Les liens entre la mémoire sémantique musicale et la mémoire autobiographique restent à préciser, dans le vieillissement comme dans la démence. Il semble aujourd’hui que l’évocation de souvenirs autobiographiques à l’écoute de mélodies familières se fasse à un niveau plutôt général que spécifique, et dépende davantage d’un effet d’éveil ou de régulation d’anxiété que d’un lien associatif entre un morceau musical et un événement de vie.

Les capacités de formation de nouvelles connaissances musicales (non procédurales) semblent suivre un continuum jeune / âgés / patients lorsque l’apprentissage est effectué sur un mode explicite (bien que certaines études montrent des performances équivalentes aux jeunes pour les âgés sains). Ces habiletés apparaissent comme préservées lorsque l’apprentissage emprunte des voies de mémorisation plus implicites, dans le vieillissement d’une part, et possiblement dans la MA d’autre part. La meilleure préservation pour les apprentissages implicites chez des personnes présentant une altération de la mémoire déclarative (explicite) a souvent été mis en évidence pour du matériel non musical. Cependant, en comparant la mémoire implicite – après expositions multiples – pour du nouveau matériel verbal versus musical, une étude a montré que le sentiment de familiarité apparaît plus rapidement pour des stimuli musicaux que verbaux et est mieux maintenu dans le temps, même après plusieurs mois, chez des patients MA au stade modéré à sévère (Samson et al., 2009). Ainsi, si la mémoire musicale peut montrer une meilleure robustesse que la mémoire pour d’autres types de matériel, cela pourrait résider dans la formation d’un sentiment de familiarité en mémoire sémantique. Les prochaines études devront confirmer ces observations et expliquer comment les représentations mnésiques peuvent être formées plus efficacement pour du matériel musical. La composante émotionnelle jouerait peut-être un rôle important dans ce mécanisme.
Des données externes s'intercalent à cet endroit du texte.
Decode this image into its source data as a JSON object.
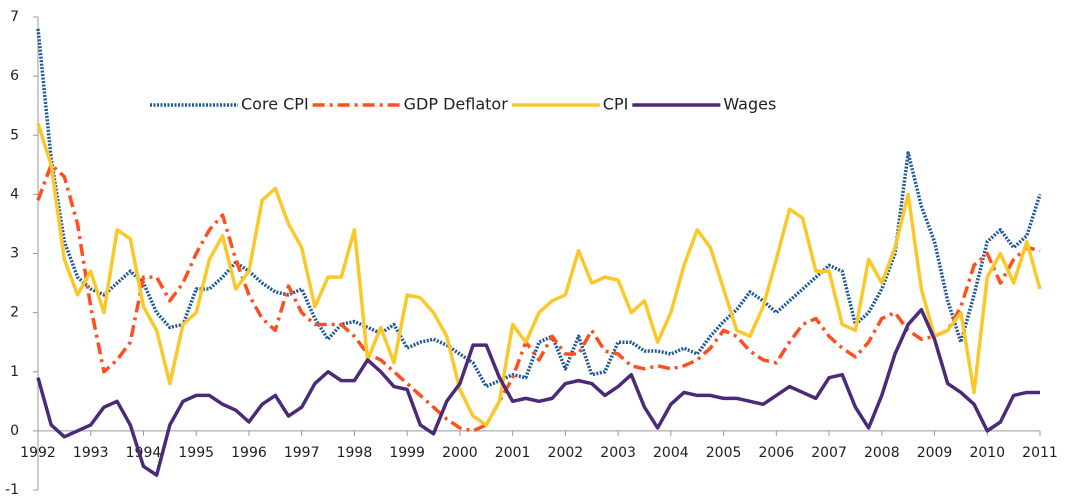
{
  "chart_data": {
    "type": "line",
    "x": [
      1992,
      1992.25,
      1992.5,
      1992.75,
      1993,
      1993.25,
      1993.5,
      1993.75,
      1994,
      1994.25,
      1994.5,
      1994.75,
      1995,
      1995.25,
      1995.5,
      1995.75,
      1996,
      1996.25,
      1996.5,
      1996.75,
      1997,
      1997.25,
      1997.5,
      1997.75,
      1998,
      1998.25,
      1998.5,
      1998.75,
      1999,
      1999.25,
      1999.5,
      1999.75,
      2000,
      2000.25,
      2000.5,
      2000.75,
      2001,
      2001.25,
      2001.5,
      2001.75,
      2002,
      2002.25,
      2002.5,
      2002.75,
      2003,
      2003.25,
      2003.5,
      2003.75,
      2004,
      2004.25,
      2004.5,
      2004.75,
      2005,
      2005.25,
      2005.5,
      2005.75,
      2006,
      2006.25,
      2006.5,
      2006.75,
      2007,
      2007.25,
      2007.5,
      2007.75,
      2008,
      2008.25,
      2008.5,
      2008.75,
      2009,
      2009.25,
      2009.5,
      2009.75,
      2010,
      2010.25,
      2010.5,
      2010.75,
      2011
    ],
    "series": [
      {
        "name": "Core CPI",
        "color": "#1f5a9a",
        "style": "dotted",
        "values": [
          6.8,
          4.6,
          3.2,
          2.6,
          2.4,
          2.3,
          2.5,
          2.7,
          2.5,
          2.0,
          1.75,
          1.8,
          2.4,
          2.4,
          2.6,
          2.85,
          2.7,
          2.5,
          2.35,
          2.3,
          2.4,
          1.9,
          1.55,
          1.8,
          1.85,
          1.75,
          1.65,
          1.8,
          1.4,
          1.5,
          1.55,
          1.45,
          1.3,
          1.15,
          0.75,
          0.85,
          0.95,
          0.9,
          1.5,
          1.6,
          1.05,
          1.6,
          0.95,
          1.0,
          1.5,
          1.5,
          1.35,
          1.35,
          1.3,
          1.4,
          1.3,
          1.6,
          1.85,
          2.05,
          2.35,
          2.2,
          2.0,
          2.2,
          2.4,
          2.6,
          2.8,
          2.7,
          1.8,
          2.0,
          2.4,
          3.0,
          4.7,
          3.8,
          3.2,
          2.2,
          1.5,
          2.3,
          3.2,
          3.4,
          3.1,
          3.3,
          4.0
        ]
      },
      {
        "name": "GDP Deflator",
        "color": "#ff4f1f",
        "style": "dashdot",
        "values": [
          3.9,
          4.5,
          4.3,
          3.5,
          2.1,
          1.0,
          1.2,
          1.5,
          2.6,
          2.6,
          2.2,
          2.5,
          3.0,
          3.4,
          3.65,
          2.9,
          2.3,
          1.9,
          1.7,
          2.45,
          2.0,
          1.8,
          1.8,
          1.8,
          1.6,
          1.3,
          1.2,
          1.0,
          0.8,
          0.6,
          0.4,
          0.2,
          0.05,
          0.0,
          0.1,
          0.5,
          0.9,
          1.5,
          1.2,
          1.6,
          1.3,
          1.3,
          1.7,
          1.35,
          1.3,
          1.1,
          1.05,
          1.1,
          1.05,
          1.1,
          1.2,
          1.4,
          1.7,
          1.6,
          1.35,
          1.2,
          1.15,
          1.5,
          1.8,
          1.9,
          1.6,
          1.4,
          1.25,
          1.5,
          1.9,
          2.0,
          1.7,
          1.55,
          1.6,
          1.7,
          2.1,
          2.8,
          3.0,
          2.5,
          2.9,
          3.1,
          3.05
        ]
      },
      {
        "name": "CPI",
        "color": "#fbc82a",
        "style": "solid",
        "values": [
          5.2,
          4.5,
          2.9,
          2.3,
          2.7,
          2.0,
          3.4,
          3.25,
          2.1,
          1.7,
          0.8,
          1.8,
          2.0,
          2.9,
          3.3,
          2.4,
          2.7,
          3.9,
          4.1,
          3.5,
          3.1,
          2.1,
          2.6,
          2.6,
          3.4,
          1.2,
          1.75,
          1.15,
          2.3,
          2.25,
          2.0,
          1.6,
          0.7,
          0.25,
          0.1,
          0.5,
          1.8,
          1.5,
          2.0,
          2.2,
          2.3,
          3.05,
          2.5,
          2.6,
          2.55,
          2.0,
          2.2,
          1.5,
          2.0,
          2.8,
          3.4,
          3.1,
          2.4,
          1.7,
          1.6,
          2.1,
          2.9,
          3.75,
          3.6,
          2.7,
          2.7,
          1.8,
          1.7,
          2.9,
          2.5,
          3.1,
          4.0,
          2.4,
          1.6,
          1.7,
          2.0,
          0.65,
          2.6,
          3.0,
          2.5,
          3.2,
          2.4
        ]
      },
      {
        "name": "Wages",
        "color": "#4b2a7a",
        "style": "solid",
        "values": [
          0.9,
          0.1,
          -0.1,
          0.0,
          0.1,
          0.4,
          0.5,
          0.1,
          -0.6,
          -0.75,
          0.1,
          0.5,
          0.6,
          0.6,
          0.45,
          0.35,
          0.15,
          0.45,
          0.6,
          0.25,
          0.4,
          0.8,
          1.0,
          0.85,
          0.85,
          1.2,
          1.0,
          0.75,
          0.7,
          0.1,
          -0.05,
          0.5,
          0.8,
          1.45,
          1.45,
          0.9,
          0.5,
          0.55,
          0.5,
          0.55,
          0.8,
          0.85,
          0.8,
          0.6,
          0.75,
          0.95,
          0.4,
          0.05,
          0.45,
          0.65,
          0.6,
          0.6,
          0.55,
          0.55,
          0.5,
          0.45,
          0.6,
          0.75,
          0.65,
          0.55,
          0.9,
          0.95,
          0.4,
          0.05,
          0.6,
          1.3,
          1.8,
          2.05,
          1.55,
          0.8,
          0.65,
          0.45,
          0.0,
          0.15,
          0.6,
          0.65,
          0.65
        ]
      }
    ],
    "xlim": [
      1992,
      2011
    ],
    "xticks": [
      1992,
      1993,
      1994,
      1995,
      1996,
      1997,
      1998,
      1999,
      2000,
      2001,
      2002,
      2003,
      2004,
      2005,
      2006,
      2007,
      2008,
      2009,
      2010,
      2011
    ],
    "ylim": [
      -1,
      7
    ],
    "yticks": [
      -1,
      0,
      1,
      2,
      3,
      4,
      5,
      6,
      7
    ],
    "grid": false
  }
}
Pour résumer, la mémoire musicale semble reposer sur les mécanismes mnésiques généraux, et est donc différemment altérée selon les formes de mémoire et le profil de dégradation cognitive. Cela explique qu’elle soit différemment atteinte selon les formes de démence (Omar et al., 2010). Cependant, le matériel musical se distingue possiblement des autres types de stimuli en ce qui concerne la formation des nouvelles connaissances, non pas parce que la musique serait traitée par un système de mémoire spécifique, mais parce que ses caractéristiques (notamment émotionnelles) résonneraient adéquatement avec les mécanismes de formation d’un sentiment de familiarité. Cette caractéristique peut conférer à la musique un rôle important dans un apprentissage associatif, où elle servirait de support à l’acquisition d’autres informations. L’utilisation de la musique comme moyen mnémotechnique est abordée dans le chapitre suivant à travers une revue de littérature dans les populations jeune, âgée et atteinte de démence.